– Не пущу. Не дам.
Водитель, стоя на подножке, ссылаясь на кучу дел, стал шуметь. Ему вынесли бутылку водки, два огурца. Не переставая бубнить, сел за руль.
Сашкину мать хотели посадить в кабину, но она наотрез отказалась. Все поехали в кузове.
Митька оказался с водителем один. Его всю дорогу волновал вопрос, куда делась пряжка. Не могла же она бесследно исчезнуть. Может, она выпала, когда Сашку везли в больницу. А может, кто-нибудь взял её себе? Он сожалел, что вещь, которая должна принадлежать ему, исчезла.
Машина дёрнулась, остановилась и оторвала Митьку от мыслей о пряжке.
На кладбище полно свежих могил и людей с очумелыми взглядами, стоящих рядом. Появлялись всё новые и новые процессии.
Могильщики одеревенелыми руками выбрасывали землю из очередной ямы и не радовались валившемуся на них со всех сторон приработку. Нескончаемые стоны и крики угнетали даже их привычные к таким делам сердца.
Сразу столько смертей в один день. Такого ещё не было. И похороны были торопливыми. Быстрей, быстрей, а то опять налетят. Все то и дело посматривают на небо. Тогда хоть в вырытые могилы прячься.
Сашкину мать вели под руки, ноги у неё заплетались. В чёрном платке, с глазами, смотревшими в одну точку, она казалась неживой. Иногда только её рука бралась за край платка, и она вытирала безостановочно текущие слёзы.
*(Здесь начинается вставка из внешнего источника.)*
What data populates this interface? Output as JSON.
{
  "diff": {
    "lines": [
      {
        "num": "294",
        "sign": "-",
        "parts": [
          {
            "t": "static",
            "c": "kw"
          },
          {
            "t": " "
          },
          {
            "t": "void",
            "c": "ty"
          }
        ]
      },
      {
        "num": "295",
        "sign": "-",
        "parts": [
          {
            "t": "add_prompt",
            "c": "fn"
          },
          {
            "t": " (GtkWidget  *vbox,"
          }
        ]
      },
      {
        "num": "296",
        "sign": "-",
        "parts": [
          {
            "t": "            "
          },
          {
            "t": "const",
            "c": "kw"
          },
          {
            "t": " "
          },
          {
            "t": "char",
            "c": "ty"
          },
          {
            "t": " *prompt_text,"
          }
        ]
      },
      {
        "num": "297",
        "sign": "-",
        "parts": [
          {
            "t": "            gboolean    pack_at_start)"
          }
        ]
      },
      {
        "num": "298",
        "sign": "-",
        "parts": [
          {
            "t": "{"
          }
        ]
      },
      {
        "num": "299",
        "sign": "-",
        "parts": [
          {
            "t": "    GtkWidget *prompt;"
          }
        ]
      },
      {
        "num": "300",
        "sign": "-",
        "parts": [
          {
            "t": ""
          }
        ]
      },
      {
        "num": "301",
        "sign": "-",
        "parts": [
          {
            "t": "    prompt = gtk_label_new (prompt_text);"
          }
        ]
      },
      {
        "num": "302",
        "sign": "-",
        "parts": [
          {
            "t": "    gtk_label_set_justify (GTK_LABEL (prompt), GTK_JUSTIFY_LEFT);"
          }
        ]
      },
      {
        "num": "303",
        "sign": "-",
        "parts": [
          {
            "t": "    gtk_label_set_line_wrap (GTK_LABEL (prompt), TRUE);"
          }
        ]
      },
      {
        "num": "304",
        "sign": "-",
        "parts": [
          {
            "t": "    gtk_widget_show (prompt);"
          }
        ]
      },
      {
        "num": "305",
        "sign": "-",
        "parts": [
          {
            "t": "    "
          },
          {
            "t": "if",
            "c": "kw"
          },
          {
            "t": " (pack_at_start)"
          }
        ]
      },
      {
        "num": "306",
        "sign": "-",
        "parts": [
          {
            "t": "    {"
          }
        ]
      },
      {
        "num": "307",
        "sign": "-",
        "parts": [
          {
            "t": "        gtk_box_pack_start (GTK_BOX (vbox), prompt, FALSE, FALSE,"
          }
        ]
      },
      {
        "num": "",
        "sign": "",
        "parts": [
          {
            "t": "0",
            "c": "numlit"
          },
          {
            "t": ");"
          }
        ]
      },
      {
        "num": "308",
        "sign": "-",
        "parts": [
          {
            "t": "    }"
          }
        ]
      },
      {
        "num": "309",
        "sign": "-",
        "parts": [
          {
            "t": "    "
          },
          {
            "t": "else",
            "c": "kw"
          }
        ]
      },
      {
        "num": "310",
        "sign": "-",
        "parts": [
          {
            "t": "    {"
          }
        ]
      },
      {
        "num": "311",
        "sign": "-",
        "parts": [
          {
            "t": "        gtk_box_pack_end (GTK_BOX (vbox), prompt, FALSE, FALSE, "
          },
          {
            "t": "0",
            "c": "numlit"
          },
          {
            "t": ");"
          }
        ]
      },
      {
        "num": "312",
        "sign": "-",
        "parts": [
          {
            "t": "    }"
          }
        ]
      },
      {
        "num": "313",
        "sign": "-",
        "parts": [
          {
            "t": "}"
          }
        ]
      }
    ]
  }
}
С кладбища шли пешком, машина уехала. Водитель торопился и не потому, что ему куда-то очень срочно надо, а просто у него не хватало сил смотреть на слёзы и крики.
Сашкину мать привели домой, посадили на кровать, немного постояли и ушли. Она, не смыкая глаз, не вставая, просидела всю ночь, а утром пошла искать сына. Останавливала каждого встречного и спрашивала:
– Сашеньку не видели? Сыночка. Сашеньку.
Соседки нашли её на другом конце города. В наполовину опустевшем городе все толпились у переправы, её черная сгорбленная фигура заметна издалека. Она не узнала их, а стала расспрашивать про Сашеньку.
Телефонная будка на углу двух улиц была цела. И телефон, как ни странно, работал. Они вызвали «скорую». Та, на удивление, приехала быстро. Её обманули, сказав, что Сашенька ждёт её в больнице. Она без возражений села в машину.
Соседки, поглядывая вверх, поспешили к своим домам, однако не прошли они и двух кварталов, как в небе загудели самолёты, но до дома дошли спокойно. Бомбы падали в центре.
А у заводов был слышен грохот и непрекращающаяся трескотня выстрелов.
В воздухе летали клочки горелой бумаги. Пыль, поднятая взрывами и рухнувшими домами, стелилась по земле, а столбы дыма поднимались вверх и, изогнувшись, текли за Волгу.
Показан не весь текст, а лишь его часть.